14 Agosto 2021      06:56

Está aqui

A chaminé alentejana, o centro de uma cultura

Elemento fundamental nas casas tradicionais alentejanas, a chaminé representa um verdadeiro templo de contadores de histórias onde, por debaixo da sua abóbada e em ambiente de acalmia, as famílias se reuniam, particularmente ao serão.  Quer seja em casa ou no monte alentejano, a chaminé era o verdadeiro coração da habitação e localizava-se na tradicional cozinha. Local de grande importância, assumindo múltiplas funções.

Vulgarmente designada como “sala de fora”, era para a cozinha que boa parte das habitações abriam a sua porta principal.

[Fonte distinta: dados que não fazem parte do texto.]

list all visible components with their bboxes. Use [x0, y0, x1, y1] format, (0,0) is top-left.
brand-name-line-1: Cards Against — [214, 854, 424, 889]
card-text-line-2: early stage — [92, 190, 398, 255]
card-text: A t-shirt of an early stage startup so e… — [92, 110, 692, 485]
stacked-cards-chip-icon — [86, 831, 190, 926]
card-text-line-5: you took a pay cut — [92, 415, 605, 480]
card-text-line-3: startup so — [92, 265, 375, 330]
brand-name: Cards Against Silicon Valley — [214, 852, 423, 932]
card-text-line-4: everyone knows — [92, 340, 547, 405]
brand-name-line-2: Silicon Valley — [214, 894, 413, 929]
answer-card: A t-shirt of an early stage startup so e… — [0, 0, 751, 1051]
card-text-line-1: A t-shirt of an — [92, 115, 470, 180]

Sobre a sua relevância na vida quotidiana, também corroboram OLIVEIRA  & GALHANO (1992), “a cozinha, na casa do Sul,(…)  pode também considerar-se a divisão principal da casa, a um tempo cozinha, sala de estar, de trabalhar, onde se recebe quem chega de fora, etc”.[1]

Diz-se que o estatuto social influenciava o tamanho de cada chaminé. O que é certo é que todas elas apresentavam características invulgares (em comparação com outras regiões) e que as distinguiam das demais. Referimo-nos naturalmente a características, elementos e utensílios tipicamente alentejanos. Como é a “gerlanda” (pano que se apoia nas paredes laterais). A “tripeça ou burro” (banco) era outro dos elementos centrais.

Falar em chaminé e na socialização que nela brotava, é também relembrar os cheiros da lenha a queimar (diziam as pessoas mais antigas que nunca nos sentimos só quando o lume arde). É relembrar as lareiras com panelas de chão (barro) e o incrível cheiro das iguarias que dela saíam. Sempre com a água a aquecer, e pronta para qualquer eventualidade, “esta era a água para fazer café, as refeições e até para lavar a loiça”.[2]  É relembrar o cheiro dos enchidos que, em local onde o lume não chegava, estavam pendurados pelo fio numa estaca de ferro. Era este, um tipo de “carne fundamental numa época em que apenas o fumeiro e a salga conservavam os alimentos”.[3] Linguiças, paios e chouriços eram ali “curados” do Natal até ao “Entrudo” (Carnaval).

No seu aspeto exterior, a chaminé alentejana pode ter forma cilíndrica, quadrada ou rectangular, apresentando também  uma grande riqueza decorativa. Em Mourão, podemos contemplar um notável número de chaminés cilíndricas, sobre o qual Túlio Espanca sublinhou o seu carácter “absolutamente diferenciado das do Alto Alentejo”.[4] Por outro lado, em Alcarias (concelho de Ourique), encontramos os enigmáticos cata-ventos no cimo das suas chaminés. O uso deste elemento, ainda pouco estudado, representou primitivamente o poder religioso e temporal. Posteriormente, já com funções de orientação agrícola.  Aos nossos dias, como mera função decorativa.

Das suas origens mais primitivas, é no Alentejo que encontramos as célebres ” Chaminés de Escuta”. De escuta porque, “supostamente quem está dentro delas pode ouvir as conversas de quem está na rua”, (FARIA, 2017).[5] Ainda segundo o mesmo autor, “nas chaminés de escuta encontramos as datas mais antigas que nos chegam de final do século XVII. A chaminé de escuta tem base e tronco prismático rectangular. A saída dos fumos é coberta com diferentes construções em telha. Nos panos verticais laterais e frontal (virado para a frente da casa) encontramos os nossos símbolos de protecção”. Eram estes símbolos de protecção utilizados pelo medo do desconhecido. Todos eles, variavam conforme as épocas, culturas e respectivas crenças. Segundo o exaustivo estudo[6] do Historiador Luís Lobato de Faria, as Rosetas Hexapétalas; a Cruz Latina; o Nó de Salomão; o Pentagrama e as Suásticas Lauburu, são alguns dos exemplos mais representativos desta arte.

A chaminé alentejana, com a sua primitiva função e decoração, é um bem único e que urge proteger. A sua salvaguarda passa inevitavelmente pelo seu estudo e divulgação.